Выбрать главу

Рост внимания к авторским и исполнительским правам в 20-м веке зацементировал раскол между композитором и исполнителем. Феноменальный взлёт продажи пластинок (от 44 млн. долл. В 1939 г., 158 млн. в 1969 г. до 3501 млн. в 1977 г. (данные по США)) и укрепление радио (от 200 станций в 1922 г. до 5000–6000 в настоящее время), превратили музыку из искусства исполнителя в искусство ре-исполнителя, или даже воспроизводителя. Это стало совершенно очевидным с подъёмом дискотек во Франции в начале 60-х. Тут будет уместна параллель с обычной музыкой — когда дирижёр-звезда позволяет себе делать со всеми деталями текста (за исключением нот) всё, что ему угодно. (Послушайте, как 12 разных дирижёров исполняют “L’Apres Midi d’un Faune”, и увидите сами.)

Творческой стороной этого ре-исполнения стал рэп, пионерами которого по большому счёту стали Джоко в Нью-Йорке в 50-е годы и Пит Ди-Джей Джонс, Голливуд, Эдди Чиба, Грандмастер Флэш и Кертис Блоу в 70-е, принимая во внимание близкую параллель между рэпперами и регги-тостерами. Термины «даб» и «версия» теперь хорошо известны и распространены. Негативными аспектами ре-исполнения являются падение числа людей, воспринимающих музыку из первых рук, а для артистов — трудности при точном воспроизведении пластинок на сцене. Проблема перевода пылающей энтузиазмом концертной группы на пластинку — это проблема продюсера, но проблема перенесения студийной музыки на сцену — это проблема артиста. Как и в кино, любое волшебство момента может быть схвачено на плёнке. Но термин «окончательное исполнение» подразумевает, что любое исполнение в будущем может быть, в лучшем случае, лишь повторением этого момента: восприятие живой музыки превращается из сиюминутного в историческое. Для музыканта не может быть «окончательного» исполнения: всё, что имеет для него значение — это момент, в который исполняется музыка. Я говорю так не для того, чтобы принизить значение звукозаписи как нового творческого орудия, цель которого — не воспроизвести живое исполнение, а произвести на свет новую музыку, то есть запись — сама по себе «исполнение», синтез новых «инструментов» и орудий композиции, полученных из студийных технологий и технических приёмов. Когда я в прошлом году работал в одной нью-йоркской студии с Ино, я видел, как он оперирует «Лексиконом» (линия задержки с переменной высотой звука) с таким музыкальным чувством и такой ловкостью, что этот хитроумный эхо-прибор превращался в самый настоящий инструмент.

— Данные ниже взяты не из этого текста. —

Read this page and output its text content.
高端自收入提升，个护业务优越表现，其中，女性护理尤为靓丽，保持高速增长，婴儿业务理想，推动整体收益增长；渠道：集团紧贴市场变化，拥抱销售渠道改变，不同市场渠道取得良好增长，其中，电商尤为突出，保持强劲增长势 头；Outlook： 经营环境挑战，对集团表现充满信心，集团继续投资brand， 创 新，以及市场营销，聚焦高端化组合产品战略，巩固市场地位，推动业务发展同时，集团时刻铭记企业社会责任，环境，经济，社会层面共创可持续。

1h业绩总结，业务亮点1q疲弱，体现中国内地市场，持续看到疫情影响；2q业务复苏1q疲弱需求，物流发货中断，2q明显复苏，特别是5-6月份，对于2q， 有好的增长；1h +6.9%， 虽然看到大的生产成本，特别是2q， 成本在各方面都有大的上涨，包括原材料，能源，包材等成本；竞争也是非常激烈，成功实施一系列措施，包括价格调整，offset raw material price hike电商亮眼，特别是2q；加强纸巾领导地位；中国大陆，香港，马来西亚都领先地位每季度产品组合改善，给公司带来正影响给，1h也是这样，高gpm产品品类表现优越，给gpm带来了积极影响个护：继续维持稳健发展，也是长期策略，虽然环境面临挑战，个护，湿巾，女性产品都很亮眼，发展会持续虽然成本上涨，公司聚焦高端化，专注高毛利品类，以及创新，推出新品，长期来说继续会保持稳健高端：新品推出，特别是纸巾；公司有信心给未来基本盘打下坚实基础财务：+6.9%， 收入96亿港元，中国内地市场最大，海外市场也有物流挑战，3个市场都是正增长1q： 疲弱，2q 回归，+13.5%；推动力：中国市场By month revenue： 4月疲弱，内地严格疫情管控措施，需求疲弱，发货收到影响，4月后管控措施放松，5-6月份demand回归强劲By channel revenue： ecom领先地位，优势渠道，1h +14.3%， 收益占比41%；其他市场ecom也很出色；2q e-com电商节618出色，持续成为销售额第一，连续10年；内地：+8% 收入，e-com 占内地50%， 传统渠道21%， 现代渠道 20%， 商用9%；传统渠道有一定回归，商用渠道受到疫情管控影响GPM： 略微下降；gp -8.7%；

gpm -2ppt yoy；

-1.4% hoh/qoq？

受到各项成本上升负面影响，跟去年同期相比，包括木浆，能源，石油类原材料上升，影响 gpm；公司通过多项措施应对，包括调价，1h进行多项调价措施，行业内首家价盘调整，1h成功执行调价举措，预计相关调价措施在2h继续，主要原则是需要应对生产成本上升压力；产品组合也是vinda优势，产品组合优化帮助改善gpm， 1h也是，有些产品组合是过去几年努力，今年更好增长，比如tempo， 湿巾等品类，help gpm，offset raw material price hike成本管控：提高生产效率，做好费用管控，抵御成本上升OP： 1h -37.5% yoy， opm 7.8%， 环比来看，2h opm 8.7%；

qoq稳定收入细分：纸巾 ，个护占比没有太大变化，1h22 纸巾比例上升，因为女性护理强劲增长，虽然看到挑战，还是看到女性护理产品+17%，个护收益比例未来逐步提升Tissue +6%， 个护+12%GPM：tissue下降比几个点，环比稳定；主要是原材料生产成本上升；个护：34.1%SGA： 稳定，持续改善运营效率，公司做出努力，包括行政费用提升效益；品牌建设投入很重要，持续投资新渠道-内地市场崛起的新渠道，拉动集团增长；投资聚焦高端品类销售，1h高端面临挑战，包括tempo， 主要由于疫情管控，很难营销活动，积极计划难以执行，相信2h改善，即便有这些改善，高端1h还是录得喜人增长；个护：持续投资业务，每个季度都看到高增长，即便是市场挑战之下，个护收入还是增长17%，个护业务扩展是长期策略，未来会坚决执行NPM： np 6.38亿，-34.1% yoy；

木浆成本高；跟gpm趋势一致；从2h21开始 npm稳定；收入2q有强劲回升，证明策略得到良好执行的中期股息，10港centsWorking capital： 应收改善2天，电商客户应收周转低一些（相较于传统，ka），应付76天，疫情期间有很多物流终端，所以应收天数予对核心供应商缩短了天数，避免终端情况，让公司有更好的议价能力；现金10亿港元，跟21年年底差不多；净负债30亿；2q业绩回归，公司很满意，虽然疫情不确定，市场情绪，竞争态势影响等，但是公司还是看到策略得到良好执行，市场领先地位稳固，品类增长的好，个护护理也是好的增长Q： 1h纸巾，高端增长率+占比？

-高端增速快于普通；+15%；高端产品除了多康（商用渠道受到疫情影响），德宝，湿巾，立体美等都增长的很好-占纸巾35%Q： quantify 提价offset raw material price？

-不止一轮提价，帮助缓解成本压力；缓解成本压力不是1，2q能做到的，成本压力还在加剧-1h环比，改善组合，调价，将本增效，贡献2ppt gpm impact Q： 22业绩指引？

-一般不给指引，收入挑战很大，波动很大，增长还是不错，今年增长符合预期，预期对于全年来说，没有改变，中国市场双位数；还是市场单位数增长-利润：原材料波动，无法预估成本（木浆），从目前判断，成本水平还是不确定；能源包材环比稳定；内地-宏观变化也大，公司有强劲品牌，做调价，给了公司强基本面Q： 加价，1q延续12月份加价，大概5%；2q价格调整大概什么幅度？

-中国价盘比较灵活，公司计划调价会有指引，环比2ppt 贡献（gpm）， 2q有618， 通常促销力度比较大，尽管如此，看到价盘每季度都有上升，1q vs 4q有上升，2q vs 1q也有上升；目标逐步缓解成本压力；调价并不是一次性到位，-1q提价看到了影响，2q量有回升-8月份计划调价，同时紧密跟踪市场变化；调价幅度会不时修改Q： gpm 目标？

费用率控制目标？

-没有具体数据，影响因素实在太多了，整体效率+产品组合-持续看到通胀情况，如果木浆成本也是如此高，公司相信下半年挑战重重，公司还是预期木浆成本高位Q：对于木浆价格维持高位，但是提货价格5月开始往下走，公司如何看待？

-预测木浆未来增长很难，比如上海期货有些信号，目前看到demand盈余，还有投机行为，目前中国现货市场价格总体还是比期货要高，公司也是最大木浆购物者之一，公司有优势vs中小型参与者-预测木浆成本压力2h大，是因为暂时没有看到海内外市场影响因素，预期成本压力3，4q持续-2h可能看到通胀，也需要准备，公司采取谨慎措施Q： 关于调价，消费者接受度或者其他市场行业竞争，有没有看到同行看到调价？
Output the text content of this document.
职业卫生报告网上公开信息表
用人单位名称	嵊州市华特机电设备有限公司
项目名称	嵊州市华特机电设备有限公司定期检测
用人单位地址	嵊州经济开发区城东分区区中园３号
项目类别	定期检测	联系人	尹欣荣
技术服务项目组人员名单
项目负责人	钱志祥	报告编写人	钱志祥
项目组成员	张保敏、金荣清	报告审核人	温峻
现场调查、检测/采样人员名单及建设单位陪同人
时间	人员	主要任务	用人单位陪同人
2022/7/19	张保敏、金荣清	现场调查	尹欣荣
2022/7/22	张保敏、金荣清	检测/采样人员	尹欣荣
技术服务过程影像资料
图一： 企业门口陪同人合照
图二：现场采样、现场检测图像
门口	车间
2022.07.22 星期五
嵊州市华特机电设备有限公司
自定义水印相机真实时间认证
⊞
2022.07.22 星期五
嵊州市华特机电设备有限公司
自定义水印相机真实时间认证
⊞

Как живое представление в концертном зале окостенело от чересчур большого внимания к партитуре и всего, что под этим подразумевается, так же и в живом роке влияние звукозаписи и звукозаписывающей индустрии ограничило возможности исполнителя встретить музыку и публику так, чтобы забурлила кровь — то есть оно заставило BEATLES прекратить концерты. Невероятный энтузиазм к живой игре со стороны молодых музыкантов, начавшийся в 1977 г. (главным образом в панке и новой волне), подчеркнул (может быть, и намеренно) их некомпетентность и немузыкальность, и первоначально был встречен музыкальной индустрией с презрением. Эта демократическая некомпетентность шла вразрез с (исторически недавней) традицией смотреть на музыканта, как на не вовлечённого в дело исполнителя — просто потому, что новый музыкант не мог исполнить тонких оттенков музыки. Отбросив механические ограничения и игнорируя разделение «сочинитель — музыкант», исполнитель вновь вторгся в музыку в качестве творческого участника. На своеобразных способностях новых исполнителей вырос целый спектр новой музыки. Теперь, когда музыканты сохранили свою свободу, следующий шаг — развить свою музыкальную компетенцию, чтобы исследовать возможности, предоставляемые этой свободой. Никто не критикует Паркера или Колтрейна за то, что они знали больше приёмов, чем Лестер Янг.